Domestic violence is a serious problem that we should all strive to avoid. Sadly, many parents and children in Oakland are the victims of domestic violence. A parent may try to leave their abusive partner and will want to have sole custody of their child to protect their child from further violence. Is this always possible?
California law on domestic violence and child custody
Under California law, if a parent is seeking child custody and is found to have committed an act of domestic violence against the other parent there is a rebuttable presumption that awarding sole physical custody to the parent who committed the act of domestic violence is not in the child’s best interests. This is based on the preponderance of the evidence.
How can this presumption be rebutted?
This presumption can be rebutted, meaning that under the right circumstances the parent that committed the abuse can be awarded custody rights. The presumption can be rebutted if it can be shown that awarding custody to that party is in the child’s best interests. Such a decision may be in the child’s best interests if it is desirable for the child to have frequent and ongoing contact with both parties.
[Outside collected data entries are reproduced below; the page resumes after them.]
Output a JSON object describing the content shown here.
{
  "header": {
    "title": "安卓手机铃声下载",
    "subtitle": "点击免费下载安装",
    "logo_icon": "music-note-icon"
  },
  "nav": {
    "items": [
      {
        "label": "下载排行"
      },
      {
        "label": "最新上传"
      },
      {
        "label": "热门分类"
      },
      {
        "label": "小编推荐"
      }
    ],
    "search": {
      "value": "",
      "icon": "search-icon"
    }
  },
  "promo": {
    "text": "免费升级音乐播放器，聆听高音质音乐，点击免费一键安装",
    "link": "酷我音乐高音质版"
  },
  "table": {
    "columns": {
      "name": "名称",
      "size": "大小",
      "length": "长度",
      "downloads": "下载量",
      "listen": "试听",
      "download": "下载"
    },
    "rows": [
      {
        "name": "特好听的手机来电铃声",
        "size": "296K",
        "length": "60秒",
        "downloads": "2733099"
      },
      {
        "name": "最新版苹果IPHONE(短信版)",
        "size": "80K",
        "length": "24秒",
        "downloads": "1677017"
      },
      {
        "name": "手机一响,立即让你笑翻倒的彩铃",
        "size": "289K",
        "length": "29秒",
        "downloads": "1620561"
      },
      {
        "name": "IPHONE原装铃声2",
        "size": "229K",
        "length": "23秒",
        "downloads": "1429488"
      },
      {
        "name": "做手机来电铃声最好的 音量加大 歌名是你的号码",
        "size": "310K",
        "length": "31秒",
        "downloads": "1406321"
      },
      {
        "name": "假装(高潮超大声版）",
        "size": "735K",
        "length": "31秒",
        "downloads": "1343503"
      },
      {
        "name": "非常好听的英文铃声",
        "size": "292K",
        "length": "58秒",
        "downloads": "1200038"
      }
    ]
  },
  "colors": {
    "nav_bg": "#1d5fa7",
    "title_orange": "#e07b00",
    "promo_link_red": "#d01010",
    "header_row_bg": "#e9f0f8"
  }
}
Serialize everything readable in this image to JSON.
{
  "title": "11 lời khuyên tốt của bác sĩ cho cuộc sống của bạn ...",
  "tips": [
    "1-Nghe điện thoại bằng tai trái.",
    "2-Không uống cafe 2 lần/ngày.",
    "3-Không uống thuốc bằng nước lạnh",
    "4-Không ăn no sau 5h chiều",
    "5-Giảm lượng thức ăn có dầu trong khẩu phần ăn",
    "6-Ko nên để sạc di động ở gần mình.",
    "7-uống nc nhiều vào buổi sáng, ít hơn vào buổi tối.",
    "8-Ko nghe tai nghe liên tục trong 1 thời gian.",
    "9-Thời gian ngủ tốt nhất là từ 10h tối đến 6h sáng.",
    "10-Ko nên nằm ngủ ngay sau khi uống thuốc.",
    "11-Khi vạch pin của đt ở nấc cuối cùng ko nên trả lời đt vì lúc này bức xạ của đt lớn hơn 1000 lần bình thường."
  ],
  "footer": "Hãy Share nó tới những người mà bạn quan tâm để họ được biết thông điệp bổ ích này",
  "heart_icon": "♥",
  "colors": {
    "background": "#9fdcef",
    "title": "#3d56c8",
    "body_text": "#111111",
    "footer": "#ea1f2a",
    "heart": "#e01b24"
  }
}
In addition, the perpetrator of the abuse must successfully complete a treatment program as well as an alcohol or drug abuse program if necessary. The perpetrator of the abuse must also successfully complete a parenting class if necessary. If the perpetrator of the abuse is on probation, parole or there is a restraining order, they must comply with the terms of the probation, parole or restraining order. Finally, the perpetrator of the abuse must not have committed any further acts of abuse.
Custody is not a given
It is not a given that a person who commits domestic violence will automatically be denied or granted custody. While the presumption is that they should not be awarded custody this presumption can be rebutted in the right circumstances. Ultimately, any custody decisions must be in the best interests of the child.